Bayan Yanı
- A 2011 cover about cellulite
- Editor: co-operative
- Categories: Satirical magazine
- Frequency: Monthly
- First issue: March 2011
- Country: Turkey
- Based in: Avcılar near Istanbul
- Language: Turkish

= Bayan Yanı =

Bayan Yanı is a Turkish language satirical magazine that addresses feminist issues facing Women in Turkey.

==History==
Bayan Yanı was established in 2011. The magazine was originally intended to be a one-off publication for International Women's Day in 2011. It was started as a supplement to another satirical magazine, Leman.

Later the magazine became popular and it was converted into a monthly magazine. When it started it had a male editor. The magazine was later reported to be created via email without a named editor. The contributors are also known for their work with other Turkish satirical magazines. The magazine is led by Ezgi Aksoy and Feyhan Güver. The staff are mostly female but one of the main contributors is a man. There are twenty staff who wear jeans rather than headscarves. In 2011 the magazine had a circulation of 50,000 and a budget of $30,000. By 2017 they also had 240,000 followers on Facebook.

Bayan Yani translates as "women side by side", referencing a Turkish intercity bus rule that forbids unrelated men and women from sitting together which can resulted in people being denied tickets despite there being empty seats because they were the wrong gender to make a pair.

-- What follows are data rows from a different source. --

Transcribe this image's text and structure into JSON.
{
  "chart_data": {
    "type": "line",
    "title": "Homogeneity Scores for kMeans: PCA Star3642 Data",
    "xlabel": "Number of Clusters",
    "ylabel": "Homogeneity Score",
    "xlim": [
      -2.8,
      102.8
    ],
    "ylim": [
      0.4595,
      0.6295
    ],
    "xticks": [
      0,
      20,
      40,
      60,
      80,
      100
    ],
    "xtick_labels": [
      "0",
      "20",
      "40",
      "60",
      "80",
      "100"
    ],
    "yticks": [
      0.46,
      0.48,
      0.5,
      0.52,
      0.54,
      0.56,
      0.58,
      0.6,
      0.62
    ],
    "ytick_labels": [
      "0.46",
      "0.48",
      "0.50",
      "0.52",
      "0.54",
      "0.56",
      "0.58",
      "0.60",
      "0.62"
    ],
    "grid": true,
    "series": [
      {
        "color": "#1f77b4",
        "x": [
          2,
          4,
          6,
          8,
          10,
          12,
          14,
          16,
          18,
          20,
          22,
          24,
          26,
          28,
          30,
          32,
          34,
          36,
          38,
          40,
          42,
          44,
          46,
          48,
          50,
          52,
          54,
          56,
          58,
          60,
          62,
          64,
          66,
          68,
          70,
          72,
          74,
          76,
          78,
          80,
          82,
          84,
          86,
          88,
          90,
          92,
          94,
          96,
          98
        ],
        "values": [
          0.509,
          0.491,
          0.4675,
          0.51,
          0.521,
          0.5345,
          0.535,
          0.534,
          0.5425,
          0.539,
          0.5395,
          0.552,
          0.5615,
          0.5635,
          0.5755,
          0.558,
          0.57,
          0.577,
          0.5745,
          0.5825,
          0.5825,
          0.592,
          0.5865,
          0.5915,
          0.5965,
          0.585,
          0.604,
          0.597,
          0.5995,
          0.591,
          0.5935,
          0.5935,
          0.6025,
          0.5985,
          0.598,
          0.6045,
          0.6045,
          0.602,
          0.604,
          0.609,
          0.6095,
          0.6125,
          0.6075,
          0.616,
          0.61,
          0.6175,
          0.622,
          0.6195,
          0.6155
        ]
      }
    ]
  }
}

The magazine is not intended to a women's only magazine, in fact men have requested that the magazine's title should be changed so that they could avoid the embarrassment of buying a women's magazine. Most other magazine's in Turkey exploit women to gain sales. Bayan Yani is said to tackle these issues because these are the ones the contributors experience.

Citing as examples other arrested cartoonists such as Musa Kart, and the detention of many other media workers in Turkey, the contributors have said they know they risk the hazard of arrest in Turkey.